# Fourier Transform of a Triangular Voltage Pulse

by SeannyBoi71
Tags: fourier, pulse, transform, triangular, voltage
 P: 86 1. The problem statement, all variables and given/known data So this is a physics problem, but this question doesn't really have to do with the "physics" part of it as much as simply calculating the Fourier transform. (This is a second year physics course and our prof is trying to briefly teach us math tools like this in learning quantum mechanics). 2. Relevant equations $$\tilde{g}(\omega) = \frac{1}{\sqrt2\pi} \int g(t) e^{-i \omega t} dt$$ 3. The attempt at a solution I have done the calculation of g(ω) several times and got an answer $$\frac{2}{(\tau \omega ^2 \sqrt2 \pi)} (1 - cos(\omega \tau))$$ I believe it is right, but since the work to get it is extensive I don't want to type it up unless someone thinks I made an error.

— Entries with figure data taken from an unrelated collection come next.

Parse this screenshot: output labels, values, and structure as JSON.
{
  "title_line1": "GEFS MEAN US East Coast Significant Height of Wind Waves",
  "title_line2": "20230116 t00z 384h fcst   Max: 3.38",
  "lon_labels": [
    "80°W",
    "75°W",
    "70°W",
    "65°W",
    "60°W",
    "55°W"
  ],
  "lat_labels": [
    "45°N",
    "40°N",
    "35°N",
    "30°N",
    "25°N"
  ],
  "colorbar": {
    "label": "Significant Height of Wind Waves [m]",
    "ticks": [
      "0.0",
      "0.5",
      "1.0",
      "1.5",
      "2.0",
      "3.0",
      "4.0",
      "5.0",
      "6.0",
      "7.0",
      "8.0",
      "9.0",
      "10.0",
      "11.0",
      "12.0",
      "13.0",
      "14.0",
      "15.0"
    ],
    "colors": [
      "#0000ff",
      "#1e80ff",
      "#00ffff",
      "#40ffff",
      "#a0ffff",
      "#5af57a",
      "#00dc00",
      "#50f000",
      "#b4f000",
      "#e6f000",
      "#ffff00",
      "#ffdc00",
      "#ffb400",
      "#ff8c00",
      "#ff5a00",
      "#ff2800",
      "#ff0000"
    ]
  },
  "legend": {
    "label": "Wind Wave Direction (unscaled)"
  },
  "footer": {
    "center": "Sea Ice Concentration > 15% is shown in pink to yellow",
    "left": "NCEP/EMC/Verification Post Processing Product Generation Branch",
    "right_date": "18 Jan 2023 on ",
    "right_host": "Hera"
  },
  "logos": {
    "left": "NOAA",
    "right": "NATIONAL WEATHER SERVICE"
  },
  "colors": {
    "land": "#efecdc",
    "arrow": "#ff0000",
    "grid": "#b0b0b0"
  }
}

My actual concern is that I have a problem sketching the transform. I graphed it on Wolfram so I have a general idea, but I really have no idea how to find the amplitude, width, and whether it should be centred at ω=0 or at a k0 value. Any insight would be greatly appreciated.
P: 312
 Quote by SeannyBoi71 $$\frac{2}{(\tau \omega ^2 \sqrt2 \pi)} (1 - cos(\omega \tau))$$
Try factoring $(1 - cos(\omega \tau))$ in terms of sin(ωτ/2) and identify the celebrated 'sinc' function
 P: 86 I had to google 'sinc function' to find out what it was... We have not been taught this so surely there is a way to find the attributes of the transform by simply looking at it. Our prof mentioned something about finding the general root of the transform (here it would be whenever the cos term is 1), but I don't know how to relate that to the centre or anything
P: 312

## Fourier Transform of a Triangular Voltage Pulse

 Quote by SeannyBoi71 I had to google 'sinc function' to find out what it was... We have not been taught this so surely there is a way to find the attributes of the transform by simply looking at it. Our prof mentioned something about finding the general root of the transform (here it would be whenever the cos term is 1), but I don't know how to relate that to the centre or anything
If you haven't been taught sinc function, then learn it, it's simple enough. Your expression can be written as the square of the sinc function, where behavior of sinc is well understood. I certainly don't know what your prof had in mind, but the sinc function is centered at zero.